Subsampling for Visualization

Each newspaper article may have multiple locations and it may also mention the same location multiple times. This can result in a very large number of locations and can create challenges for visualization performance. For the Geographic Visualization, a random sampling is used to limit the max number of points on the map to 4,000. For example, if the project dataset results in 15,000 total locations, we will take a random sample of 4,000 locations from this 15,000 and plot these 4,000 locations on the map.

All locations (in this example, 15,000) which have been geocoded are included in the exportable csv / geojson files.

Important Note: In rare cases, long documents will have hundreds or even thousands of locations. If a document has more than twenty locations, only the first twenty locations are included in the results.
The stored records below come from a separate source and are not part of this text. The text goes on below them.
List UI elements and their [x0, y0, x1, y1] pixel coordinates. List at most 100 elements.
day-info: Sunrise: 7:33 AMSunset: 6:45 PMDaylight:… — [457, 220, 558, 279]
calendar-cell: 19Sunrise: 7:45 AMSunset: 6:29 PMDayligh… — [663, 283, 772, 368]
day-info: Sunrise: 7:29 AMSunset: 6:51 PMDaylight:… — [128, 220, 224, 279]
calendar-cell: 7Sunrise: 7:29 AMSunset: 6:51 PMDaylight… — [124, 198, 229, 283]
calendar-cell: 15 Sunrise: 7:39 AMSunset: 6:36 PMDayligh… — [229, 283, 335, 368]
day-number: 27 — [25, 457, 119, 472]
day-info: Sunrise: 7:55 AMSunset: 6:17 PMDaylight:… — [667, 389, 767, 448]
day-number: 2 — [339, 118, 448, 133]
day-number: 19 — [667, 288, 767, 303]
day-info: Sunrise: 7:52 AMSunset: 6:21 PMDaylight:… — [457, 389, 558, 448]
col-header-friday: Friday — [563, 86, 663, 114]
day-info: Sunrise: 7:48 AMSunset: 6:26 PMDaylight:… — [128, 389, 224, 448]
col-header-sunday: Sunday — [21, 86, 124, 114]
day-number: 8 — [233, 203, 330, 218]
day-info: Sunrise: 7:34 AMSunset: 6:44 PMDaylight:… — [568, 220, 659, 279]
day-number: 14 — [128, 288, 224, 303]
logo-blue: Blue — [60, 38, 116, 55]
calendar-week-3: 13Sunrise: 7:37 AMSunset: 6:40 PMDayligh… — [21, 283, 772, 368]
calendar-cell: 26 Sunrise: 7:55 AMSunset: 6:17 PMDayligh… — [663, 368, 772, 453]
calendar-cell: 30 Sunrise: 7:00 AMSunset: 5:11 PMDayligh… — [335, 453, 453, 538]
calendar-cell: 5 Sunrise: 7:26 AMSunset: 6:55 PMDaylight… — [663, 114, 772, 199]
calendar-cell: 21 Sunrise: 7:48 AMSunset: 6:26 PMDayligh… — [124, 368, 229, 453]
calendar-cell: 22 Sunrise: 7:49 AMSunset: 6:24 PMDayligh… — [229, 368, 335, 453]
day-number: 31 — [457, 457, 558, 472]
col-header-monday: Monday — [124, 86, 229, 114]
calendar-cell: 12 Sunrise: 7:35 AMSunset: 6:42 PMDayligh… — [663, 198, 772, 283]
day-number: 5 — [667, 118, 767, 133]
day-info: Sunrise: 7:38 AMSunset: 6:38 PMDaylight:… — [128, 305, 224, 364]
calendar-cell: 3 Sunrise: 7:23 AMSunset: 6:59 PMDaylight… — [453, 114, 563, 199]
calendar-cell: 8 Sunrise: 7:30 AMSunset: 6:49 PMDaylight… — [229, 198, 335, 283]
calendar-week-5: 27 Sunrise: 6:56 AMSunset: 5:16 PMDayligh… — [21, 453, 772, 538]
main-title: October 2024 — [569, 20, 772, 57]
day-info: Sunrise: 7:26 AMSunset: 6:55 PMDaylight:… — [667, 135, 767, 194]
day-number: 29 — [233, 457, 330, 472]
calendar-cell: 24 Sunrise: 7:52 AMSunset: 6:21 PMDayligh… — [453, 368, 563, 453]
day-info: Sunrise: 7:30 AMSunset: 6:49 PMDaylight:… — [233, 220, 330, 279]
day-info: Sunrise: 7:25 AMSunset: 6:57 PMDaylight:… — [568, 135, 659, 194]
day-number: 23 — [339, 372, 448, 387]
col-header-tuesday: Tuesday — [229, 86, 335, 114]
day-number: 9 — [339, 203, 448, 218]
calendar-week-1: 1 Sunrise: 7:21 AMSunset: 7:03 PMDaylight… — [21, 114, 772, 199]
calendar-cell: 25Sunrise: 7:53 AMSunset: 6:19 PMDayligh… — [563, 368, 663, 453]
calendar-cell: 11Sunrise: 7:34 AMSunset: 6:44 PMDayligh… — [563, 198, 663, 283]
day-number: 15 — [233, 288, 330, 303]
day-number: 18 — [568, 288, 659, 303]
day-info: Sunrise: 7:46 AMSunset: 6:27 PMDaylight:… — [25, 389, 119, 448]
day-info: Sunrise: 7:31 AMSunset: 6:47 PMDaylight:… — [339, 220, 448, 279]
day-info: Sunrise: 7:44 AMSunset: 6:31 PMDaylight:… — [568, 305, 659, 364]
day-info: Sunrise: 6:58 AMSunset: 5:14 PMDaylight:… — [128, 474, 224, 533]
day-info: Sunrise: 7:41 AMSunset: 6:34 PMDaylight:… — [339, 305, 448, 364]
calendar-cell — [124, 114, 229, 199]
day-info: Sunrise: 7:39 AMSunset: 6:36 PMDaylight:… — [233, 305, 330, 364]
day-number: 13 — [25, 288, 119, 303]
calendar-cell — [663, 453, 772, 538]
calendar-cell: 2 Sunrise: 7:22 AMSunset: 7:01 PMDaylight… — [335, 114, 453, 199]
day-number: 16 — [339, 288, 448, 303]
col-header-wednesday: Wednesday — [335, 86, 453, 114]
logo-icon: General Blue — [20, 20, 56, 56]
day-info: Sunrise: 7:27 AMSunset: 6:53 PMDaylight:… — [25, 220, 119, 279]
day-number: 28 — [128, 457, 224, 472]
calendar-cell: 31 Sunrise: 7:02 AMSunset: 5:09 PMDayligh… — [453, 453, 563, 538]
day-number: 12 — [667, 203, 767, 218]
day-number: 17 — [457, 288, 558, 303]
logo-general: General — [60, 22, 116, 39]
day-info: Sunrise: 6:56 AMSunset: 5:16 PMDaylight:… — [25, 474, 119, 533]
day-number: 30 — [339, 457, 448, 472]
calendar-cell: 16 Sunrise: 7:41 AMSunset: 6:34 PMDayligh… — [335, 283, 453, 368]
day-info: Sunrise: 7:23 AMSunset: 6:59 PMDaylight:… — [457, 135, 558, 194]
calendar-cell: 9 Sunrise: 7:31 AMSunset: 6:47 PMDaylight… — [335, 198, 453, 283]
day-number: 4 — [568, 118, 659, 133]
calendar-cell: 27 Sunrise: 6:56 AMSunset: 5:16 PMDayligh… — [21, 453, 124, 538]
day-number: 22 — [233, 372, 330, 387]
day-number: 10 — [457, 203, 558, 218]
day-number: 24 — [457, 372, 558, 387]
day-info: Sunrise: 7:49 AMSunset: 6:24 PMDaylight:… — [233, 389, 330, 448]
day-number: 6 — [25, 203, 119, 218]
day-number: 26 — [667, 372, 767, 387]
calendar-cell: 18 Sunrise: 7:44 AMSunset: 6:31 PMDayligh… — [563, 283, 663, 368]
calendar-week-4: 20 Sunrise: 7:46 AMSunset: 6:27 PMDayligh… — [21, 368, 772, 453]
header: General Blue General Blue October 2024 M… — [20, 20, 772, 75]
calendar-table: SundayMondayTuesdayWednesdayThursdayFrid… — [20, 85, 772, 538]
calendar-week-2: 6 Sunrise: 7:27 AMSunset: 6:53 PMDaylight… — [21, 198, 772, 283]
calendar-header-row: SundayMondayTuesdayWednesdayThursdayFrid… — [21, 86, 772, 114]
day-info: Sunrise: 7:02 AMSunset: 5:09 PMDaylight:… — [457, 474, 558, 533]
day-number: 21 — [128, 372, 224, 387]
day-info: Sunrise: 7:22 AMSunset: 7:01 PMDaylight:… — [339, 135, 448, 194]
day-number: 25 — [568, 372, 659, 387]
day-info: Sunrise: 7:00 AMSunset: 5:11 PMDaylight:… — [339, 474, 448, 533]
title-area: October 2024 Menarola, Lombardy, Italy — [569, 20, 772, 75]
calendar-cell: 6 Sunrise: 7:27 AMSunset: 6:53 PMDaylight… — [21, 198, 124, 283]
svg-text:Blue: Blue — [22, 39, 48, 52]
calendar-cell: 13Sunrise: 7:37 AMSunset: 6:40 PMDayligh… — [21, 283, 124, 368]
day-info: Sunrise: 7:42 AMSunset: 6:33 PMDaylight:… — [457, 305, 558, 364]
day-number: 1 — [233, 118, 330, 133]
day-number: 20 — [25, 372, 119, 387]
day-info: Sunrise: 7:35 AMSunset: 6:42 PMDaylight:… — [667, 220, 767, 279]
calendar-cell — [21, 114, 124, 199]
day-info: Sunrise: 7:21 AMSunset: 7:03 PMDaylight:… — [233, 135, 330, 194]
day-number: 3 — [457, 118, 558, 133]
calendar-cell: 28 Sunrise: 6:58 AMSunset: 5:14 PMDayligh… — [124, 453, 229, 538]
Additional Recommended Reading

Below are a few selected articles which discuss some of the challenges and solutions to Geotagging and Geocoding. These articles were important to the development of a gravity-inspired geocoding algorithm for TDM Studio and are valuable for further exploration.

Buscaldi, D. and Magnini, B., 2010, February. Grounding toponyms in an Italian local news corpus. In Proceedings of the 6th workshop on geographic information retrieval (pp. 1-5).

DeLozier, G., Baldridge, J. and London, L., 2015, February. Gazetteer-independent toponym resolution using geographic word profiles. In Proceedings of the AAAI Conference on Artificial Intelligence (Vol. 29, No. 1).

Gritta, M., Pilehvar, M.T., Limsopatham, N. and Collier, N., 2018. What’s missing in geographical parsing?Language Resources and Evaluation52(2), pp.603-623.